Simonne Maria Pacôme est née à Paris, dans le 14e arrondissement, le 18 juillet 1923. Son nom d'artiste, Maria Pacôme, deviendra célèbre sur les planches et à l'écran. Elle est issue d'un milieu modeste, son père Maurice Pacôme étant chauffeur mécanicien et sa mère Germaine Hivonait couturière.
Son enfance est marquée par la tragédie de la Seconde Guerre mondiale. Son père, militant au Parti communiste, est déporté au camp de concentration de Buchenwald en juillet 1944. Son frère, Robert Pacôme, résistant, est fusillé au Mont Valérien en mars de la même année. Ces drames forgent son caractère et sa détermination à remporter une "victoire sur le destin" en se tournant vers le théâtre.
Après avoir quitté l'école adolescente pour aider sa mère en travaillant comme vendeuse chez un chausseur, elle s'inscrit au Cours Simon à l'âge de 18 ans en 1941. Elle y côtoie de futures grandes figures comme Michèle Morgan et Danièle Delorme. C'est durant cette période qu'elle rencontre l'acteur Maurice Ronet, qu'elle épouse en 1950.

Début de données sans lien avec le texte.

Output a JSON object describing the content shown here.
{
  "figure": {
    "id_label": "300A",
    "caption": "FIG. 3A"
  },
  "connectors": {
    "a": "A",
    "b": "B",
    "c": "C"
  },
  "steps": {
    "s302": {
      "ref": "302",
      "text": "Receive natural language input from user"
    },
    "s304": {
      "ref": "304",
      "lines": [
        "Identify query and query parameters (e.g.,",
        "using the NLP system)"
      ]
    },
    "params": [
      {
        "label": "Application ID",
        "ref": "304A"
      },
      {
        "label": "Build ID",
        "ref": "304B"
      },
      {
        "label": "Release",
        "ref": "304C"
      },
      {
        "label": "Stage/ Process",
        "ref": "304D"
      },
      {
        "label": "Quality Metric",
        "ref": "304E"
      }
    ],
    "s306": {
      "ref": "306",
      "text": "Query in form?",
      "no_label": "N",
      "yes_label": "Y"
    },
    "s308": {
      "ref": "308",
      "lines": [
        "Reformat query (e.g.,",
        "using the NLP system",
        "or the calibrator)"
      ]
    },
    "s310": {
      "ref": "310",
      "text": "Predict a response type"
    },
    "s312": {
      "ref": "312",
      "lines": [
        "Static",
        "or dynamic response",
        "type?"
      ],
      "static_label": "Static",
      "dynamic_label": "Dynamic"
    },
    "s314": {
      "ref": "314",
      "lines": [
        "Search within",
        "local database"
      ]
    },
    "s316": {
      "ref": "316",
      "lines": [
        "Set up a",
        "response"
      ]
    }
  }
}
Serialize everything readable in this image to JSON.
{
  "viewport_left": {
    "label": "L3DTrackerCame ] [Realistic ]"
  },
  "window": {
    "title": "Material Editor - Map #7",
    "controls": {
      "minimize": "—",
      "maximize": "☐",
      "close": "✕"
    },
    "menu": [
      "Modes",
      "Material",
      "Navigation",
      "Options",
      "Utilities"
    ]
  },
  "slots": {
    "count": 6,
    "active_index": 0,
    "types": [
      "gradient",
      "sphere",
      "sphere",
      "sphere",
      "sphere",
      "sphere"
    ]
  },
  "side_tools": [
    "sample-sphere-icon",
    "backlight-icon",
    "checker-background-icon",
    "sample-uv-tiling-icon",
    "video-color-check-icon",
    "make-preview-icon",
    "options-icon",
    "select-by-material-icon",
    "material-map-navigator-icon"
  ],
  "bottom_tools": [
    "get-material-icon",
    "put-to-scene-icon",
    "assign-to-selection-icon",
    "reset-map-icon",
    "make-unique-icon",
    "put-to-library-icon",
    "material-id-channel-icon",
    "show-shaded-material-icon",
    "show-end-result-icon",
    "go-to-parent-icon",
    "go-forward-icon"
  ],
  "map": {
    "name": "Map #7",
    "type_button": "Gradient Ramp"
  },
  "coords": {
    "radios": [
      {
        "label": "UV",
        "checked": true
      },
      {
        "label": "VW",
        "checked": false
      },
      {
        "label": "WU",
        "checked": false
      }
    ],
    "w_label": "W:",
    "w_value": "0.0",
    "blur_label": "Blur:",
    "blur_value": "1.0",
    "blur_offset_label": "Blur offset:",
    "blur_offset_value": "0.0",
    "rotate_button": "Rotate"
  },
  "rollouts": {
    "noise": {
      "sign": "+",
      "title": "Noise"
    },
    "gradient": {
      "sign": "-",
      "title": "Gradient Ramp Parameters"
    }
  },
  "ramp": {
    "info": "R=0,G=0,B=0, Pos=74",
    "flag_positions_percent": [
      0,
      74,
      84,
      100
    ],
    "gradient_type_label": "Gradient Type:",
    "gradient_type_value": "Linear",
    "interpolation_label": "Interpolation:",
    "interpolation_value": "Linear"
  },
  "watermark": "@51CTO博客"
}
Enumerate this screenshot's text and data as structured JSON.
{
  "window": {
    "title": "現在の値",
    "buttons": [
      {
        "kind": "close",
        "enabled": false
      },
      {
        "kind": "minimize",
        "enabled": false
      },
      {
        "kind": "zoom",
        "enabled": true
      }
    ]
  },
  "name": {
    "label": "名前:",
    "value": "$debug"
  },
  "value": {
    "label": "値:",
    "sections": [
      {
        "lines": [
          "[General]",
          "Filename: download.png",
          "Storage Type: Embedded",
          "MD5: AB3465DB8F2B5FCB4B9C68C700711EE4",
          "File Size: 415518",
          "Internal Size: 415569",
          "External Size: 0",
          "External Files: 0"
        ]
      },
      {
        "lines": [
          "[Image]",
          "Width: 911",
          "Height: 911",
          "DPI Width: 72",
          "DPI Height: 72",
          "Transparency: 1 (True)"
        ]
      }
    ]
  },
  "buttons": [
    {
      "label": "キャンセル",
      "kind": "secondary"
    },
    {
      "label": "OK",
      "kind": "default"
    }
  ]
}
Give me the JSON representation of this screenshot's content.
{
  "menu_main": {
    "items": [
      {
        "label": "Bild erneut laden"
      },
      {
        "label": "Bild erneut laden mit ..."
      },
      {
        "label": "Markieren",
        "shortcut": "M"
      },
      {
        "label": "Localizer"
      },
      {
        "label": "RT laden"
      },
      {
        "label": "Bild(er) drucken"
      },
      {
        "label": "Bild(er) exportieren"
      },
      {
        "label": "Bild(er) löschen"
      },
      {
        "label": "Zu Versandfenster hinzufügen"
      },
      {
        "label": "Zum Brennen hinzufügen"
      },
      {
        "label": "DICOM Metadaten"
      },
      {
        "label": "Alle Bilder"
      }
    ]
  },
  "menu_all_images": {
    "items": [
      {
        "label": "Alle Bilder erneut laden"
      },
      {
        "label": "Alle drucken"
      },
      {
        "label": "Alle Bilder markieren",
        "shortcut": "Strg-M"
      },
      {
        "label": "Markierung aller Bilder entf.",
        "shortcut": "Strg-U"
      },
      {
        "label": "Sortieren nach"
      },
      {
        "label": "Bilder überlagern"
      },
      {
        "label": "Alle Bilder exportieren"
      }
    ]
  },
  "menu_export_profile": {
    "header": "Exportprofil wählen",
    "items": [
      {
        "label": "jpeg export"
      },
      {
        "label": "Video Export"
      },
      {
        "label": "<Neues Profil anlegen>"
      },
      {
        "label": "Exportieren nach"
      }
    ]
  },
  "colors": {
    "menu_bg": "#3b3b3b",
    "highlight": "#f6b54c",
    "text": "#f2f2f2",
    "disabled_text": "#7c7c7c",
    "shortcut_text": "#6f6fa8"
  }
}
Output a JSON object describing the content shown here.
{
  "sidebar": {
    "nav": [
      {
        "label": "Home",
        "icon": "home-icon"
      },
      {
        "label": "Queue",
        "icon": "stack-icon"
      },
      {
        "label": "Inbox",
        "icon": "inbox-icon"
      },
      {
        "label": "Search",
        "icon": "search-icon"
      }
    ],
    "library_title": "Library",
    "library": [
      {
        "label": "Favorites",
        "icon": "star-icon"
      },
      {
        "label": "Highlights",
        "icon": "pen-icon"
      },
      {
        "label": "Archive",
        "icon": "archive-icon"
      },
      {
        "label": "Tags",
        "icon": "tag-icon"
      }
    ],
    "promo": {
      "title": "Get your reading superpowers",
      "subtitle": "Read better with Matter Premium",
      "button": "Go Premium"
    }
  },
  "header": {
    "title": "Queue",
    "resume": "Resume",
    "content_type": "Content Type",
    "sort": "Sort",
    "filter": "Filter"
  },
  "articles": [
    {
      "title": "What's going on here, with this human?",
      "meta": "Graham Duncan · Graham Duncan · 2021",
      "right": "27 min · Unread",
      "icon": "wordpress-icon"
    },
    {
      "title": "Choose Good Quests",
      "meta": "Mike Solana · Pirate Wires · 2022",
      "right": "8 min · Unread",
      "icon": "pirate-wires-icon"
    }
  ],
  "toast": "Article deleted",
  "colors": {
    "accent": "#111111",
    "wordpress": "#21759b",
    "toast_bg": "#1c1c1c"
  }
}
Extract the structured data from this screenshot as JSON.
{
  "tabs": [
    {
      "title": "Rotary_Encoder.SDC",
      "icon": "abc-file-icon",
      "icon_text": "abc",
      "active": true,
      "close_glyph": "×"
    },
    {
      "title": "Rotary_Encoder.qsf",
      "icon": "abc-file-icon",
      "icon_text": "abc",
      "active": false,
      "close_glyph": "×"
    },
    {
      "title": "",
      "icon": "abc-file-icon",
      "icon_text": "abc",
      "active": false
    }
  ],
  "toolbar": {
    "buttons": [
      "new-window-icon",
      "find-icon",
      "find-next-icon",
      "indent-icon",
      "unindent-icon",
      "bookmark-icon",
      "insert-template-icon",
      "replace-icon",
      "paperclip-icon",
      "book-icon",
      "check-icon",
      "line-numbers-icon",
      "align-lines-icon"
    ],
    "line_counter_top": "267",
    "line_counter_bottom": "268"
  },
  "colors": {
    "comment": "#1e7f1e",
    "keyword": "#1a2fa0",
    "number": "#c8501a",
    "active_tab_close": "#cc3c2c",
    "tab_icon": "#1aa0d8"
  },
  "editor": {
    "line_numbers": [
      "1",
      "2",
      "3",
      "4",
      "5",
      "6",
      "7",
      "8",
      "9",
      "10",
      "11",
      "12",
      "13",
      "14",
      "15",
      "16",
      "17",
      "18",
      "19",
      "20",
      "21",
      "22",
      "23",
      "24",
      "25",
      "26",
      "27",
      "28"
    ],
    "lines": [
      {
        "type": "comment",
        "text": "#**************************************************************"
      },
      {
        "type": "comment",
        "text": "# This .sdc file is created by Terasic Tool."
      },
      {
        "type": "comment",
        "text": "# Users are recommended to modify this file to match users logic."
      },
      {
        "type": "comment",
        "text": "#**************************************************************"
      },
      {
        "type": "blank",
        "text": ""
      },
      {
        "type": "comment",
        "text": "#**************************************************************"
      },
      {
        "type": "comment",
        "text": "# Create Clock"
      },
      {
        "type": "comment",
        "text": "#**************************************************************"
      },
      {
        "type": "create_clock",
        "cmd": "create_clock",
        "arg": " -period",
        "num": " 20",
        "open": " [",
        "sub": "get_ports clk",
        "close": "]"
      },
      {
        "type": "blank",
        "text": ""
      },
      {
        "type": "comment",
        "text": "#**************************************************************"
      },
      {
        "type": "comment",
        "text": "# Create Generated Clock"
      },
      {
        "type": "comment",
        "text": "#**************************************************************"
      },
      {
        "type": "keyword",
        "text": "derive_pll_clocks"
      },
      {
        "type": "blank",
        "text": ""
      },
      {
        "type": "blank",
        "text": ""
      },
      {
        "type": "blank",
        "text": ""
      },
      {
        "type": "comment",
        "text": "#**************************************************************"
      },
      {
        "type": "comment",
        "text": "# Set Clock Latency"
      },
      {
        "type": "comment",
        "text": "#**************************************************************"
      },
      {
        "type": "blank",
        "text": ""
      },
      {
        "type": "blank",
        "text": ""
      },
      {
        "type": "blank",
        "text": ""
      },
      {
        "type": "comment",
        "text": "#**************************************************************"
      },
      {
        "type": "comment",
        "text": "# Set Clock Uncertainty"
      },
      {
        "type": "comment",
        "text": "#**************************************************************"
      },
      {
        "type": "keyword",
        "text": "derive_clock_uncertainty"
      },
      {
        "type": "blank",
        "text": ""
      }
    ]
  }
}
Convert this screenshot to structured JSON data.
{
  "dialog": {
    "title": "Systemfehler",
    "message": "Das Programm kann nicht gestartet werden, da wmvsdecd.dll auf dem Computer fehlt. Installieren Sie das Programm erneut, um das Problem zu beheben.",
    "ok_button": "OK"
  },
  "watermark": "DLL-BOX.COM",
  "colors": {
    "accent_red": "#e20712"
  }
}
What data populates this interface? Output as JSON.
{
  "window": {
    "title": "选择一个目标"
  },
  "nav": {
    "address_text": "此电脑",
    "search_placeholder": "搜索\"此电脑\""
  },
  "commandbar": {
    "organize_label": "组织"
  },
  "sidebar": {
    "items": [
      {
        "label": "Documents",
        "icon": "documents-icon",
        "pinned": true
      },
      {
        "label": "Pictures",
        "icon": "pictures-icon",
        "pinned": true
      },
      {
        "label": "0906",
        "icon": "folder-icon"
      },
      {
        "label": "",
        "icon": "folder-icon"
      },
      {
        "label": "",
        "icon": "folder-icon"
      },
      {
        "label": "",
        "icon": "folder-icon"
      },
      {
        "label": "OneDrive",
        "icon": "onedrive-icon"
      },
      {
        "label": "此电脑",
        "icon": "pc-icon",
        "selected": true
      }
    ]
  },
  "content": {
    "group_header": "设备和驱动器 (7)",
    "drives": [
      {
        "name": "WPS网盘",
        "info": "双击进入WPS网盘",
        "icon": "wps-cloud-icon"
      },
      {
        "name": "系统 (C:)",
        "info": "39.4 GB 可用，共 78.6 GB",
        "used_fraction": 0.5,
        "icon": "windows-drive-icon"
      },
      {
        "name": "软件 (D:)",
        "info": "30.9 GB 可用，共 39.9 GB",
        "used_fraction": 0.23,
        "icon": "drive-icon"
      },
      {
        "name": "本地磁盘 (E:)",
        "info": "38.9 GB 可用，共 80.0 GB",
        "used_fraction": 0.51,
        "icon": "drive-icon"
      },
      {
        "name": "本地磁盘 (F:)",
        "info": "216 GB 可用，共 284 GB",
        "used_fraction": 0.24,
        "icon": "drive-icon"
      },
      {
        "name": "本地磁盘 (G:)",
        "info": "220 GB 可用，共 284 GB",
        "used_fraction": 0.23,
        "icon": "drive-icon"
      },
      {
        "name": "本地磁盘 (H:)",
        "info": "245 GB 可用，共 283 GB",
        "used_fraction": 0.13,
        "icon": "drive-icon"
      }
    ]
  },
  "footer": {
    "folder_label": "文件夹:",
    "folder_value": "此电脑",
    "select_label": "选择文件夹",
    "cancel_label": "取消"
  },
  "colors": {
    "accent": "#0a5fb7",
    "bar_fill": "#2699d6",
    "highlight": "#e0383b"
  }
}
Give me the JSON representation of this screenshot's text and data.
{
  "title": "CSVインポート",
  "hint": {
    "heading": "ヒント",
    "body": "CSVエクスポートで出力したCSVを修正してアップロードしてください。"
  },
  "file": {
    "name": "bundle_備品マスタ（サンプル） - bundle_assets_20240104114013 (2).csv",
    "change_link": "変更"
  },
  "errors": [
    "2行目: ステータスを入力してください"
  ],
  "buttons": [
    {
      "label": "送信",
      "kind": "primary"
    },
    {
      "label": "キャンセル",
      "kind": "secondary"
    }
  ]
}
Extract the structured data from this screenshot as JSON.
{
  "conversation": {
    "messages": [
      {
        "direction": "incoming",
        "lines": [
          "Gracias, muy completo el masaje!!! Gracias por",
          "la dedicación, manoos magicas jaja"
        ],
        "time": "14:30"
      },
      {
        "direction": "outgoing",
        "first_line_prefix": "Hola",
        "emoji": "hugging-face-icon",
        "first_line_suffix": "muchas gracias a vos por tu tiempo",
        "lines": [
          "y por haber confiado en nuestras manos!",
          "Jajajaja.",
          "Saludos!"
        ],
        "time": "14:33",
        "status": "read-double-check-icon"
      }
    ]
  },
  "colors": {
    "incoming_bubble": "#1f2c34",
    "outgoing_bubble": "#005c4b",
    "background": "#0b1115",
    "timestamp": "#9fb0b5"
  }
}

Son mariage avec Maurice Ronet marque une pause dans sa carrière naissante. Le couple s'installe à Moustiers-Sainte-Marie pour se consacrer à la peinture et à la céramique. Ce n'est qu'après leur divorce en 1956 qu'elle reprendra pleinement sa carrière de comédienne. Elle donne naissance à son fils, François Pacôme, en 1965, issu de son union avec Serge Bourrier.
Sa carrière théâtrale décolle réellement en 1956 avec La Reine et les Insurgés. Deux ans plus tard, elle connaît un succès retentissant dans Oscar de Claude Magnier, aux côtés de Jean-Paul Belmondo et Pierre Mondy. Elle devient rapidement la figure emblématique de la "bourgeoise exubérante" du théâtre de boulevard, un rôle qu'elle incarnera avec une drôlerie et une vitalité exceptionnelles.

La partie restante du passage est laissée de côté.